Actually, the whole of Honmon Happon is the teaching about Honnin-myōgyō (how Primodial Buddha himself has attained Buddhahood). At the end of Honmon Happon he entrusted Odaimoku, Namu Myōhō Renge Kyō, that is the seed of Buddhahood, to Jōgyō Bodhisattva and ordered him to lead all people who live in Mappō period to Buddhahood.

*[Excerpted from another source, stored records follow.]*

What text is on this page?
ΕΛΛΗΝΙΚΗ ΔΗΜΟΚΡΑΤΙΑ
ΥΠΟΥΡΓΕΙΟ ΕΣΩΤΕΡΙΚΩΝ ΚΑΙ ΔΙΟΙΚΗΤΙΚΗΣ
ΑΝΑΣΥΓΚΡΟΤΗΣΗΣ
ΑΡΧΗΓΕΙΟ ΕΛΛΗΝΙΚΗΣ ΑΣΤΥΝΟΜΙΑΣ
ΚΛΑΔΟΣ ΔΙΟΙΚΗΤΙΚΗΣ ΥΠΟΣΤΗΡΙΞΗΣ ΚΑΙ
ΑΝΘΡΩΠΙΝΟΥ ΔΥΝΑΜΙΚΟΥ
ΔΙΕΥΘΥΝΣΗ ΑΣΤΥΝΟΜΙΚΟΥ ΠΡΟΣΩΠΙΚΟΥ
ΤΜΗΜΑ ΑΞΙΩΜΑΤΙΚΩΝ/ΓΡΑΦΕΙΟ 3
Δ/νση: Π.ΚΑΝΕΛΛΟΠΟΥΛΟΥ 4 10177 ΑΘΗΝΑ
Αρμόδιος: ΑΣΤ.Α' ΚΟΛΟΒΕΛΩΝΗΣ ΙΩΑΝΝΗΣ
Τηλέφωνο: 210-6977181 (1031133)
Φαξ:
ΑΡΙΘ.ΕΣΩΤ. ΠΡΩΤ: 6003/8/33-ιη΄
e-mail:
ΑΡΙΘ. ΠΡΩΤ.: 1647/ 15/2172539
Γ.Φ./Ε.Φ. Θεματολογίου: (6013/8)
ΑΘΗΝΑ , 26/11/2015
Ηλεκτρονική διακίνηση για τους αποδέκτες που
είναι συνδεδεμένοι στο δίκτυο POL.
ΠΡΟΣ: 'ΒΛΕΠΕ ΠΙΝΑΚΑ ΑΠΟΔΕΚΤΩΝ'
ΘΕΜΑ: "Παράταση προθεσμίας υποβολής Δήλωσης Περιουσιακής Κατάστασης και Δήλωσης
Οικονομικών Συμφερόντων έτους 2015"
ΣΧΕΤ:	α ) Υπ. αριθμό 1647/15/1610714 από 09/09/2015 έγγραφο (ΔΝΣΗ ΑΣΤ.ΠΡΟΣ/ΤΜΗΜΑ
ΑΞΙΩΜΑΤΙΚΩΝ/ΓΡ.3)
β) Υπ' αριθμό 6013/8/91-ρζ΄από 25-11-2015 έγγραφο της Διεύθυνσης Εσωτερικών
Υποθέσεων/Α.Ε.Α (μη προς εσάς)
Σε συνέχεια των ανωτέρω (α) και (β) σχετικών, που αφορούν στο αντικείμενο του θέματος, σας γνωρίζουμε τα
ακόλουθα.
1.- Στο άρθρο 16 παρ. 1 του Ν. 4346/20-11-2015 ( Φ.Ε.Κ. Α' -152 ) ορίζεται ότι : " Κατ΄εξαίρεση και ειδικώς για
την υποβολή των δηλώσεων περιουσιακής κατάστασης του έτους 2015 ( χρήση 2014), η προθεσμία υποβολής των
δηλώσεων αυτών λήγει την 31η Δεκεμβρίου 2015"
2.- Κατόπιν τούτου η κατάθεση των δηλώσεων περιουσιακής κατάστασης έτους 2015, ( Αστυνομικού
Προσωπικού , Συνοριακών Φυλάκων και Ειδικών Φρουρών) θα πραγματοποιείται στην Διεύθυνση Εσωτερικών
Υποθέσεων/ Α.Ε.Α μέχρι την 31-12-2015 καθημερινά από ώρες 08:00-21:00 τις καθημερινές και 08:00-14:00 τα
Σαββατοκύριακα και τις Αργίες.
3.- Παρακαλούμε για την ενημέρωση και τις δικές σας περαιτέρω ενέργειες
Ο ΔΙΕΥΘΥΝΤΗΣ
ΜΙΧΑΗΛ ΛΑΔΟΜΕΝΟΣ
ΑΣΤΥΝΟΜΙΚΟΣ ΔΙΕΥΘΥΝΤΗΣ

A seed naturally contains a sprout and if taken care of it flowers. Therefore, if you believe in the power of Odaimoku joyfully and chant it even once, the seed of Buddhahood is sown in your mind. After that, we only have to keep chanting Odaimoku and spread it to others to sow the seed of Buddhahood in their mind the same way Primordial Buddha did so we can achieve Buddhahood ourselves, i.e. get the seed to flower. Sowing the seed in our mind and others’ by chanting Odaimoku is called Geshu 下種. In conclusion, Honnin-geshu means chanting Odaimoku that is the seed of Buddhahood (i.e. planting the seed of Buddhahood).
For the above reasons in Honmon Butsuryū Shū we always recite “Honmon Happon shoken 本門八品所顕, Jōgyō shoden 上行所伝, Honnin-geshu no Namu Myōhō Renge Kyō 本因下種之南無妙法蓮華経” before beginning Kushō-gyō 口唱行 (the practice of chanting Odaimoku). Honmon Happon Shoken literally means “revealed in Honmon Happon,” Jōgyō shoden means “handed down by Jōgyō Bodhisattva (Nichiren Shōnin)” and Honnin-geshu no means, “which is able to sow the seed of Buddhahood.” This is to tell the Gohonzon 御本尊 (the object of worship) that we will be chanting the “correct” or “genuine” Odaimoku that was revealed in Honmon Happon and handed down from Primordial Buddha by Jōgyō Bodhisattva. By chanting Odaimoku preceded by this recitation (Honmon Happon shoken…), we can accumulate Kudoku 功徳 (the merits of Buddha’s enlightenment) in our mind and body.